In a normal year, this weekend’s Directors Guild Awards and EE British Academy Film Awards would go a long way toward clarifying the Academy Awards picture only a few days before Oscar voting begins next Thursday.
But as we hardly need to remind you, this is not a normal year.
Sure, the person who wins the Outstanding Achievement in Feature Film award from the DGA will probably go on to win the Best Director Oscar, just as they have all but four times in this century and all but eight times in the 72 years. And sure, that might give that director’s film a leg up in the Best Picture race, which the DGA winner has taken more than 50 times.
And when it comes to BAFTA, which puts on the British Academy Film Awards, it wouldn’t come as a total surprise if a dozen or even more of its winners also triumph at the Oscars: Last year, winners in 13 of the 18 BAFTA categories that are also given out at the Oscars went on to win the later award as well.
But in 2021, precursor awards feel less significant than ever before. Partly, that’s because the Academy is rapidly changing; after the #OscarsSoWhite protests of 2015 and 2016, AMPAS has expanded its voting membership from 6,261 to 9,300 in five years, with a huge number of those new members based outside the United States. The overlap between Academy voters and U.S. guild members is still a significant one, but it’s getting smaller.
More than that, though, 2020 and 2021 have been unprecedented years in many ways, with the movie industry and the awards business turned upside down by the global pandemic. And in unprecedented times, does it really make sense to turn to precedent to figure out who’s going to win?
Maybe not. Without live screenings, without in-person Q&As and meet ‘n’ greets, without non-virtual awards shows or film festivals, it’s risky to assume that the usual rules apply. This could be a year when things will go the way we think and “Nomadland” will win Best Picture, but it could also be a year of a picture-director split, or even a year in which the Best Picture winner is a film that isn’t even nominated for Best Director.

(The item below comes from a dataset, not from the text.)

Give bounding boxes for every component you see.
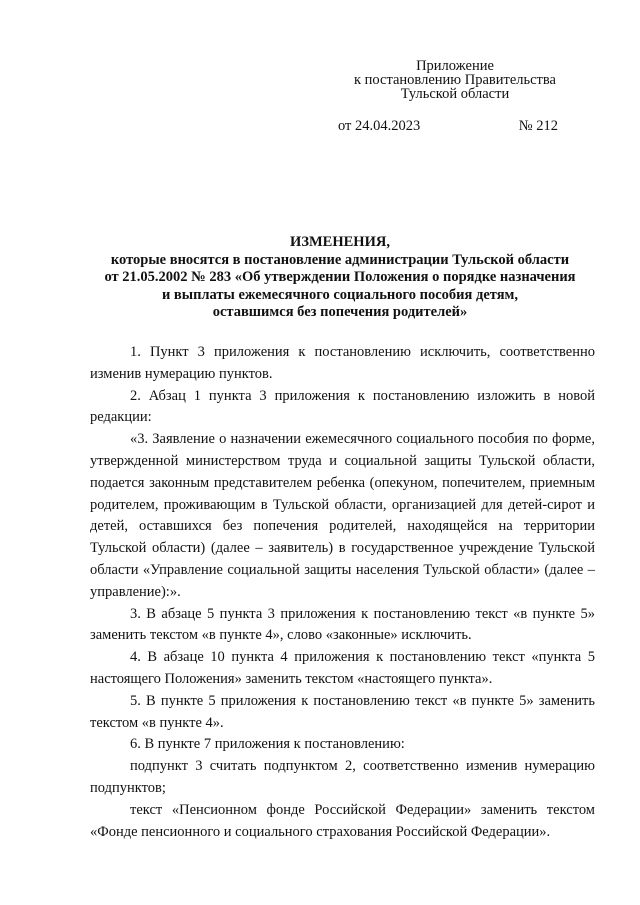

That said, the DGA Awards on Saturday feel entirely predictable. So far, Chloé Zhao has won almost every directing award there is to win, and there’s little reason to think that she won’t win this one, too – and, for that matter, little reason to think that she won’t also win the directing Oscar. Directing has been a category with few surprises in recent years; if “Nomadland” can win over the Producers Guild, it can certainly win over the Directors Guild.
Sunday’s BAFTA awards (which will be preceded by a Saturday ceremony handing out prizes in the below-the-line categories) are trickier. In an attempt to overcome a history of bypassing nonwhite nominees that was even more pronounced than the Academy’s, BAFTA overhauled its rules last fall, allowing small committees to have more input into the “longlists” from which nominees would be chosen.
The result is a slate in which only half of the Oscar acting, writing and Best Picture nominees were also nominated by BAFTA voters, with the missing actors including Viola Davis for “Ma Rainey’s Black Bottom,” Carey Mulligan for “Promising Young Woman,” Andra Day for “The United States vs. Billie Holiday,” Gary Oldman for “Mank,” Steven Yeun for “Minari,” Glenn Close for “Hillbilly Elegy,” Olivia Colman for “The Father” and Sacha Baron Cohen for “The Trial of the Chicago 7,” among others.
Oscar favorites like Daniel Kaluuya and the late Chadwick Boseman will still have a chance to pick up BAFTA awards, as will plenty of people and films in the below-the-line categories: There are at least two Oscar nominees in every BAFTA category, with a three-for-five or even a four-for-five match most of the time.
But will it really tell us much about the Oscars if, say, “Nomadland” wins again? Or if “Chicago 7” pulls off a BAFTA win to go with its SAG ensemble award? Or if “Promising Young Woman” or “The Father” uses its home-court advantage to win the top prize? Probably not, although it’ll be very tempting to look at the show as a big momentum shift if “Promising Young Woman” or “Chicago 7” does win.
And if “Nomadland” does win, which I suspect is the likeliest outcome, will its rivals then insist that that’s good for them, since no BAFTA winner has gone on to win Best Picture at the Oscars since “12 years a Slave” in 2014? Again, probably not, though it’ll be just as tempting for campaigners and pundits to trot out that statistic.
Resist the temptation. This is 2021 and we’re close to the end of an awards season like no other. Two big awards shows are taking place this weekend, but we shouldn’t trust either one of them. Instead, we should relax and not worry about precedents in this unprecedented season — which, thankfully, will be over in only two weeks and two days, not that anybody’s counting.